At the moment when a new EU leadership is taking office and new policy priorities are being discussed, talks about the need to encourage structural reforms in euro area economies are reviving with force. There is however much confusion on why it is so important right now to promote reforms in the euro area and what would be the best mechanism to do so.
This Policy Paper by Eulalia Rubio distinguishes between three different rationales to promote reforms in the euro area:
- improving the competitiveness of the euro area as a whole,
- enhancing the euro area’s capacity to adjust to shocks
- and reducing intra-euro competitiveness gaps.
The Policy paper discusses the relevance of these three objectives in today’s EMU and analyses which policy response would be more appropriate to address each of them.
Three main conclusions derive from this analysis.
First, the costs of reforms are not fully recognised in the implementation of the stability and growth pact, particularly for countries under the corrective arm of the pact.
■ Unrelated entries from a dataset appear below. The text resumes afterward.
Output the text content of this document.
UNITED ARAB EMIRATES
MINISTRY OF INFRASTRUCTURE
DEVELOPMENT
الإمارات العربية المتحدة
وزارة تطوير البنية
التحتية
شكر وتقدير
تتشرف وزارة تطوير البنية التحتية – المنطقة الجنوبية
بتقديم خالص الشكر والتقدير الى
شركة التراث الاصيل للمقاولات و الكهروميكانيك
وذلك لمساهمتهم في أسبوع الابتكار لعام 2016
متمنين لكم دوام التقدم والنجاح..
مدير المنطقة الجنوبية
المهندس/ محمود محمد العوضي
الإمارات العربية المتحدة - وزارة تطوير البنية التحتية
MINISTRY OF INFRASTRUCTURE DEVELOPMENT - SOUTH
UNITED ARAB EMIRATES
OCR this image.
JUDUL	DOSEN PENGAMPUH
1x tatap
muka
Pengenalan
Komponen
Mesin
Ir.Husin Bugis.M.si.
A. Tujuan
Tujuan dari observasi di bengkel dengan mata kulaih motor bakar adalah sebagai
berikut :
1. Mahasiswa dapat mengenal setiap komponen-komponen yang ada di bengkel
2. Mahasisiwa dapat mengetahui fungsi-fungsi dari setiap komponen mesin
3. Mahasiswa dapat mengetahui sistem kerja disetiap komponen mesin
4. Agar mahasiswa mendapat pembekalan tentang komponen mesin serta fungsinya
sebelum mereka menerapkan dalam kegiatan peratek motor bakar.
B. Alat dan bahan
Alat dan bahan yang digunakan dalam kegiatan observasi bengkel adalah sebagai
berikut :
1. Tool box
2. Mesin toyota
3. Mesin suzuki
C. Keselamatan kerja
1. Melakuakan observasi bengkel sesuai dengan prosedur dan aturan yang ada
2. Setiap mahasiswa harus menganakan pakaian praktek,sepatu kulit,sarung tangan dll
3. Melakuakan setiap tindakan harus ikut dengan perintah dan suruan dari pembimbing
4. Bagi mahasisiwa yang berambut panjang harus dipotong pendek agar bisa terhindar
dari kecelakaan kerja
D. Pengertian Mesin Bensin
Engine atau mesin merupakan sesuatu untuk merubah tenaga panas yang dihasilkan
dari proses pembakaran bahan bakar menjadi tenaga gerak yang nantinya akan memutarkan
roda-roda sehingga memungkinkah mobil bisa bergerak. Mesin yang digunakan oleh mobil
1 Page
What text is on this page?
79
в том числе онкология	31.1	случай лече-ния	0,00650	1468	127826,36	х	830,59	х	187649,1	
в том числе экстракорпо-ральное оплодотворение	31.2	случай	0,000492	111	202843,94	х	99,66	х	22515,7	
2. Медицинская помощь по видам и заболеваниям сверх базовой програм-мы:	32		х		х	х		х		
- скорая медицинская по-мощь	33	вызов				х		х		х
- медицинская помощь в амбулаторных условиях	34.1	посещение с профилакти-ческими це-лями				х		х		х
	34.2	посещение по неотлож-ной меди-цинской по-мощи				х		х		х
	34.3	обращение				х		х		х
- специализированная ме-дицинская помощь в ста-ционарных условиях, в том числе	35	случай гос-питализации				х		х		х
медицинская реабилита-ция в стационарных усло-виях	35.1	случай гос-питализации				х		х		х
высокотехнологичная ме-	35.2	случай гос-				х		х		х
To improve the competitiveness of the euro area, a more direct link should be made between efforts of reform and the extension of deadlines for deficit correction.
Second, while there is a clear case for inducing euro area countries having excessive market rigidities to reform, monetary incentives do not seem the most appropriate tool to do so. To effective incentive to reform would be establishing minimum requirements of market flexibility and openness to competition as a pre-condition to member states’ participation into a future euro area fiscal stabilisation mechanism.
Third, non-cost competitiveness factors – and particularly, the quality of public institutions – account for an important part of the current intra-euro competitiveness divide. To close this divide, there is a case to accompany current efforts of ‘internal devaluation’ with an EU action aimed at supporting public governance reforms in peripheral countries.
Dr. Eulalia Rubio is Senior Research Fellow at the Jacques Delors Institute Paris, she formally worked at the Pompeu Fabra University in Barcelona.